Davis sat on the company’s supervisory board between 2013 and his appointment to ministerial office this year, earning approximately 34,000 pounds for six days’ work a year.

Copper manufacturers such as MKM have been shielded from foreign competition through the EU’s customs union, which imposes a tariff of 4.8 per cent on processed copper products. The UK must now decide whether it wants to be part of that regime.

Eliminating that tariff wall would be an early target of any bilateral deal between the UK and Europe. Otherwise, the cost of imports for customers such as the UK’s car manufacturers and housebuilders will rise.

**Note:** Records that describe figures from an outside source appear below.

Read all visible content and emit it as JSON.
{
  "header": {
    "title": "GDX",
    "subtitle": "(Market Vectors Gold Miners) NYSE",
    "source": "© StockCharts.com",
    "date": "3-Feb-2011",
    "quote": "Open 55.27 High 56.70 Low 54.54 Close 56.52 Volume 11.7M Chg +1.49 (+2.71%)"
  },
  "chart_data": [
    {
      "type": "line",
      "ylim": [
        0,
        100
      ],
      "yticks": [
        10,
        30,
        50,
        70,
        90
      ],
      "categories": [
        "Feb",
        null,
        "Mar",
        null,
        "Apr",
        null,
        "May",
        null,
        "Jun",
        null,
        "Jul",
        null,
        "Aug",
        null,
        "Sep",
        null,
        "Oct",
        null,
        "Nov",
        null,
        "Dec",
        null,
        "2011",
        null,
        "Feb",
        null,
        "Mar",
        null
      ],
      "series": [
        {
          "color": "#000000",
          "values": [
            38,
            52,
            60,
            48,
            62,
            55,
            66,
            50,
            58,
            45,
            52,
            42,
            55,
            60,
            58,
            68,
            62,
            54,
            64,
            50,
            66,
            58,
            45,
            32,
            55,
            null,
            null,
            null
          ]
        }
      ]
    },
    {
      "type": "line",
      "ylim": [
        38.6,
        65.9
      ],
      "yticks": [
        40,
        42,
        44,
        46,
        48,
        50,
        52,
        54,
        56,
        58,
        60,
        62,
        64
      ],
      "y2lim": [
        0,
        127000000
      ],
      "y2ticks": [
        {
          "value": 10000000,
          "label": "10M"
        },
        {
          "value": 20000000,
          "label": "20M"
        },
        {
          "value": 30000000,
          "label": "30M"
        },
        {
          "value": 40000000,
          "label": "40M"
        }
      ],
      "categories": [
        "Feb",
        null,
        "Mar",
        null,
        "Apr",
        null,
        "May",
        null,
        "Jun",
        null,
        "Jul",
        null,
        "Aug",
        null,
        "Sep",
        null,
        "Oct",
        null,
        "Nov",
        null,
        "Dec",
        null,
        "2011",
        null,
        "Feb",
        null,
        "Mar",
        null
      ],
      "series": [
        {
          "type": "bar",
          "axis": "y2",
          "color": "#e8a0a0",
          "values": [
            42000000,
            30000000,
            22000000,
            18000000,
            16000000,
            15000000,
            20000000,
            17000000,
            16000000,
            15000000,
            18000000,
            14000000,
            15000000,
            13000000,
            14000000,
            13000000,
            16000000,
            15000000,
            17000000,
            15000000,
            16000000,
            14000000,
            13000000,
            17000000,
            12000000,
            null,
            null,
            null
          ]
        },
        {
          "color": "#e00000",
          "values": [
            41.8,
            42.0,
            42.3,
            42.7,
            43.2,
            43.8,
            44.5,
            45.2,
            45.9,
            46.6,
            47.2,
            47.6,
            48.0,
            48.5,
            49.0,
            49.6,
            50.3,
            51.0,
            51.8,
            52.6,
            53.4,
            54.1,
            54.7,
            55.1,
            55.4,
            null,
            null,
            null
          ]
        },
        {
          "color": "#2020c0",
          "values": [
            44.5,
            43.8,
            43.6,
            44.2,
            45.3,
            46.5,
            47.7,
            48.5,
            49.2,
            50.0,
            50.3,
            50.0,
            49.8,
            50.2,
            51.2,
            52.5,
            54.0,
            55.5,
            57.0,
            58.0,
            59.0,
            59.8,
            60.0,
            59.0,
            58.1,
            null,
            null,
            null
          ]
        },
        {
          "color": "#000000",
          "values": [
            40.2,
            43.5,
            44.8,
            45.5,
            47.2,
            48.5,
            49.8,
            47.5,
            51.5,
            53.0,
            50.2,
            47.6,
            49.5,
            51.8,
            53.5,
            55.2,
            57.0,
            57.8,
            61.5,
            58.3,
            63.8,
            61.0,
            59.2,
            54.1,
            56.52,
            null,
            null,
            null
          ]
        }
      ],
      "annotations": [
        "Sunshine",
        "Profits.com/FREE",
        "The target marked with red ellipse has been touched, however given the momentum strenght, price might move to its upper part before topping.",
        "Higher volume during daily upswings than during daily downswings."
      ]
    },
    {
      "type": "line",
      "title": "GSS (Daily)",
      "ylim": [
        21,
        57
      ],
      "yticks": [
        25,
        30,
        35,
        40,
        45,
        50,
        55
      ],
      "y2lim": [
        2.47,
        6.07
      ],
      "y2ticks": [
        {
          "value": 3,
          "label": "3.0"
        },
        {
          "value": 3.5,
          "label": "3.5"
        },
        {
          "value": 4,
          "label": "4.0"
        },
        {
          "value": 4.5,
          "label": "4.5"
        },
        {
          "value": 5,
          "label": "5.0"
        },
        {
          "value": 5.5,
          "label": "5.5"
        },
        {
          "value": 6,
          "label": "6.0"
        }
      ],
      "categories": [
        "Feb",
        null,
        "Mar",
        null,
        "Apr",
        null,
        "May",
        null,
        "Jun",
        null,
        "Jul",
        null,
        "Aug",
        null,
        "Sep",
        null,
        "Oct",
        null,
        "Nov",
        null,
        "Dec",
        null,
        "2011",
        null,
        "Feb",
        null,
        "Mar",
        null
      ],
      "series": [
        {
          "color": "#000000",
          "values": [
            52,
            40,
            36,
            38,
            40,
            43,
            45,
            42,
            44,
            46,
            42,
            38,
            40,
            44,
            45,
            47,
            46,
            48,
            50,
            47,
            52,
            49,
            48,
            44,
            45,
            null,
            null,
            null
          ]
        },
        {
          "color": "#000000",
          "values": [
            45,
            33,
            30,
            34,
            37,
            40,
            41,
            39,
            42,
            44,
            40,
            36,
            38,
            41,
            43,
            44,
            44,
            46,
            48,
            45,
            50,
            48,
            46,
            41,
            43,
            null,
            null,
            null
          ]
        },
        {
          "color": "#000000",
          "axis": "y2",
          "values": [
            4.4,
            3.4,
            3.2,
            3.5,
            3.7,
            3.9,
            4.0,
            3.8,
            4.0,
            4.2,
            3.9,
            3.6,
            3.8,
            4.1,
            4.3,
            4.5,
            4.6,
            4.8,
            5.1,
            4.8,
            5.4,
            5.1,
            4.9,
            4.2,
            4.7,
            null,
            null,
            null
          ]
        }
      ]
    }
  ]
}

As it embarks on an independent trade policy outside the customs union, the UK will come under intense pressure to drop its trade defenses and expose metals manufacturers in Britain, such as Tata Steel, to American and Chinese rivals.

Richard Harings, MKM’s chief executive, said Davis had resigned his position at the company. He said he was unaware how the minister had come to join the board, as it predated his appointment, and was unwilling to provide details of the skills or insights that Davis had brought.

Whatever Davis may have learnt through his business dealings, his time as both a manager and a board member would have exposed him to the full gamut of EU effects on corporations. A UK company unhappy with EU tariffs; a German company benefiting from the single market; and a Swiss pharma company looking to trade into the bloc.

Wherever his Brexit negotiations end up, it is unlikely all his former business associates will be happy with the outcome.